En me souvenant avec un grand plaisir de « L’ entrevue de Saint-Cloud » et de l’image croissante de Mirabeau, de cet « homme vrai et courageux » qu’on peut bien considérer comme « un de nous-mêmes »… j’ai récemment acheté le premier roman d’Harold Cobert, Éditions Héloïse d’Ormesson, 2009.
On ne devrait peut-être pas lire à rebours les livres d’un auteur qu’on découvre, en partant du dernier publié. Est peut-être à cause de cela qu’avant de toucher ce très beau roman je songeais une rencontre imaginaire entre Harold Cobert et Baudelaire, en personne ou à travers une de ses œuvres.
Je suis resté donc surpris pour la terrible réalité du sujet et, je l’avoue, un peu méfiant aussi, pendant les premières pages, devant cette façon rapide et apparemment inélégante de raconter cette histoire.
L’unique chose que j’avais immédiatement remarquée c’était la dimension très exiguë des chapitres qui avaient dès le commencement des titres poétiques.
Cela m’a beaucoup soulagé.
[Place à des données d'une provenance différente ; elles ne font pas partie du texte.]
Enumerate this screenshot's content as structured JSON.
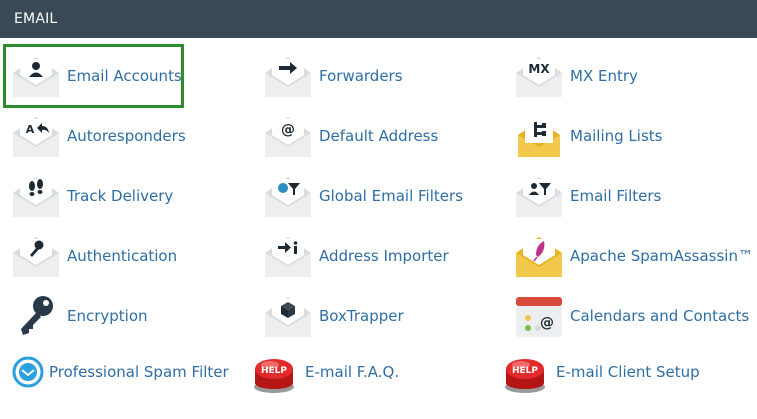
{
  "section": {
    "title": "EMAIL"
  },
  "colors": {
    "header_bg": "#3a4956",
    "link": "#2f6ea4",
    "highlight": "#2e8b2e"
  },
  "items": [
    {
      "label": "Email Accounts",
      "icon": "user-envelope-icon"
    },
    {
      "label": "Forwarders",
      "icon": "arrow-envelope-icon"
    },
    {
      "label": "MX Entry",
      "icon": "mx-envelope-icon"
    },
    {
      "label": "Autoresponders",
      "icon": "autoresponder-envelope-icon"
    },
    {
      "label": "Default Address",
      "icon": "at-envelope-icon"
    },
    {
      "label": "Mailing Lists",
      "icon": "mailing-list-envelope-icon"
    },
    {
      "label": "Track Delivery",
      "icon": "footprints-envelope-icon"
    },
    {
      "label": "Global Email Filters",
      "icon": "global-filter-envelope-icon"
    },
    {
      "label": "Email Filters",
      "icon": "filter-envelope-icon"
    },
    {
      "label": "Authentication",
      "icon": "key-envelope-icon"
    },
    {
      "label": "Address Importer",
      "icon": "import-envelope-icon"
    },
    {
      "label": "Apache SpamAssassin™",
      "icon": "feather-envelope-icon"
    },
    {
      "label": "Encryption",
      "icon": "key-icon"
    },
    {
      "label": "BoxTrapper",
      "icon": "box-envelope-icon"
    },
    {
      "label": "Calendars and Contacts",
      "icon": "calendar-icon"
    },
    {
      "label": "Professional Spam Filter",
      "icon": "spam-filter-icon"
    },
    {
      "label": "E-mail F.A.Q.",
      "icon": "help-button-icon"
    },
    {
      "label": "E-mail Client Setup",
      "icon": "help-button-icon"
    }
  ]
}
J’y ai retrouvé un peu la structure du « Spleen de Paris » et j’ai compris que cela aurait bien tôt eu un rôle dans cette histoire.
Moi je suis habitant de Paris depuis quatre ans, après y être venu plusieurs fois en touriste. En ces dernières années, je me suis formé une vision de Paris assez schizophrène, dans laquelle la présence constante des sans-abri – avec une « modernisation » qui prend en France aussi des allures de plus en plus « américaines », voire cyniques — m’a toujours suscité de réflexions très sérieuses. Dans mon sentiment actuel de la France et de Paris, il y a quand même la sensation que quelque chose de positif bouge toujours. D’un côté l’histoire et la forte identité « solidaire et progressiste » de la France. De l’autre côté un petit jeu statistique entre le bien et le mal, les hommes méchants et les hommes généreux. Tout cela me fait toujours espérer que même dans une grande capitale où tout arrive – et tout peut arriver – on peut « enfin » s’en sortir, retrouver une vision joyeuse et équilibrée de la vie, partagée avec nos semblables.
Cela dit, je me reconnais sans réserve dans l’esprit de ce livre, qui évoque, sans jamais le nommer, l’esprit des « Fleurs du mal ». Est-ce une coïncidence, à ce propos, que la péniche où Philippe Lafosse, le protagoniste, trouvera la façon de se sauver s’appelle justement « Le Fleuron » ?
Le grand intérêt de ce roman est justement dans le langage. Un langage sec, rapide, parfois bureaucratique, dépourvu de poésie lorsqu’il doit décrire la descente dans l’enfer, le terrible labyrinthe de l’horreur et tous les menus détails d’une méchanceté « du système » qui semblent organisés pour rendre les hommes incapables de réagir et de s’en sortir. Mais dans cette « masse grise », quelques cailloux lumineux apparaissent de temps en temps. C’est le fil d’Arianne de la poésie, voire de l’espoir, ou bien des voix rassurantes qui viennent de la profondeur de l’âme.
Car enfin Philippe sortira du labyrinthe grâce à des « dieux » qui l’aideront spontanément. En réalité, ce sera la poésie qui l’aidera à remonter. Cette poésie qui lui appartient jusque des premiers moments du récit.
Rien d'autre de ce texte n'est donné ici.